As you may be aware, the International Council for Science (ICSU) awarded a small grant to APECS, the Scientific Committee on Antarctic Research (SCAR), the International Arctic Science Committee (IASC), and the IPY International Programme Office. The purpose of this grant was to conduct an inventory and begin planning for a general assessment, from an international viewpoint, of Education, Outreach and Communication (EOC) strategies, programmes, and networks active during IPY.
We are pleased to announce that we have hired Jennifer Provencher from Victoria, BC, Canada as our project assistant. Jennifer has formal training in education and assessment, has been a science teacher and curriculum developer, as well as an IPY researcher working on the impacts of climate change on Arctic birds. For more information on Jennifer, please see a short bio on her below.
The next steps for this project will be to select the international steering committee and begin the inventory of the amazing education and outreach accomplishments of IPY 2007-2009.
We are confident that the outcomes of the Education and Outreach Lessons from IPY - an inventory, preliminary assessment and plans for a more substantive assessment, as well as recommendations for future activities in polar science education and in science education generally, will prove immensely valuable to the ICSU community and science educators around the world.

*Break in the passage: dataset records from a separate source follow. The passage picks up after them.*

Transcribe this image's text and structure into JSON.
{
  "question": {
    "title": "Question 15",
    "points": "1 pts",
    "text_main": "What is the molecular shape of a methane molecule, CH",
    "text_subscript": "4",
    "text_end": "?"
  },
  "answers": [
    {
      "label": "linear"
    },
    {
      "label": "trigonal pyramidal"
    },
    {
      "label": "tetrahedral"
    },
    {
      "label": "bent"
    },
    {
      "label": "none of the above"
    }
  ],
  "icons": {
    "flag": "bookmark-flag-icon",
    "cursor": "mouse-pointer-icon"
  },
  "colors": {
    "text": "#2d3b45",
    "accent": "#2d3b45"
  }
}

- On behalf of SCAR, IASC, APECS, and the IPY International Programme Office
Jennifer Provencher - Victoria, British Columbia, Canada
After Jennifer completed her BSc in marine biology at the University of British Columbia, she went on to do a BEd with a focus in junior sciences and biology. Ms. Provencher then joined the public education team at the Bamfield Marine Sciences Centre where she led hands-on field and classroom excursions, developed video-conferencing programs and created placed-based lesson plans. She also led a number of curriculum projects that were focused on creating teaching units that utilized current science to teach provincial and national curriculum. Alongside her public education duties she also worked as an on-call teacher for the local school district.
During the recent IPY Jennifer had the privilege of working on two very different, but complimentary projects. On the science side her MSc research at the University of Victoria focused on using two Arctic seabird species as indicators of change in marine ecosystems, specifically how marine plastic debris has increased, and how prey species utilized by seabirds in the eastern Canadian Arctic is changing as summer sea ice decreases. This research was an extension of an Environment Canada long term seabird monitoring program with historical data collected in the 1970s and 80s compared with recent collections in 2007/08/09 in the low, mid and high Arctic zones.
On the education side of IPY 2008-2009 she has been involved in the development of the Sea Ice Education package, a teacher’s guide for middle and high school aged students examining sea ice and its importance to northern communities and ecosystems. One of the goals of Sea Ice Education package is to take data and science that has been produced during the recent IPY and create active science lessons plans based on current and relevant science for northern communities. Her research group’s seabird work in the eastern Canadian Arctic forms the basis of the sea ice and marine bird section, with data collected during the recent IPY the focus of several activities investigating sea ice and its importance to marine birds.
Jennifer looks forward to bringing her skills and knowledge of science, education, curriculum development and assessment to the IPY Education and Outreach Lessons Learned assessment team.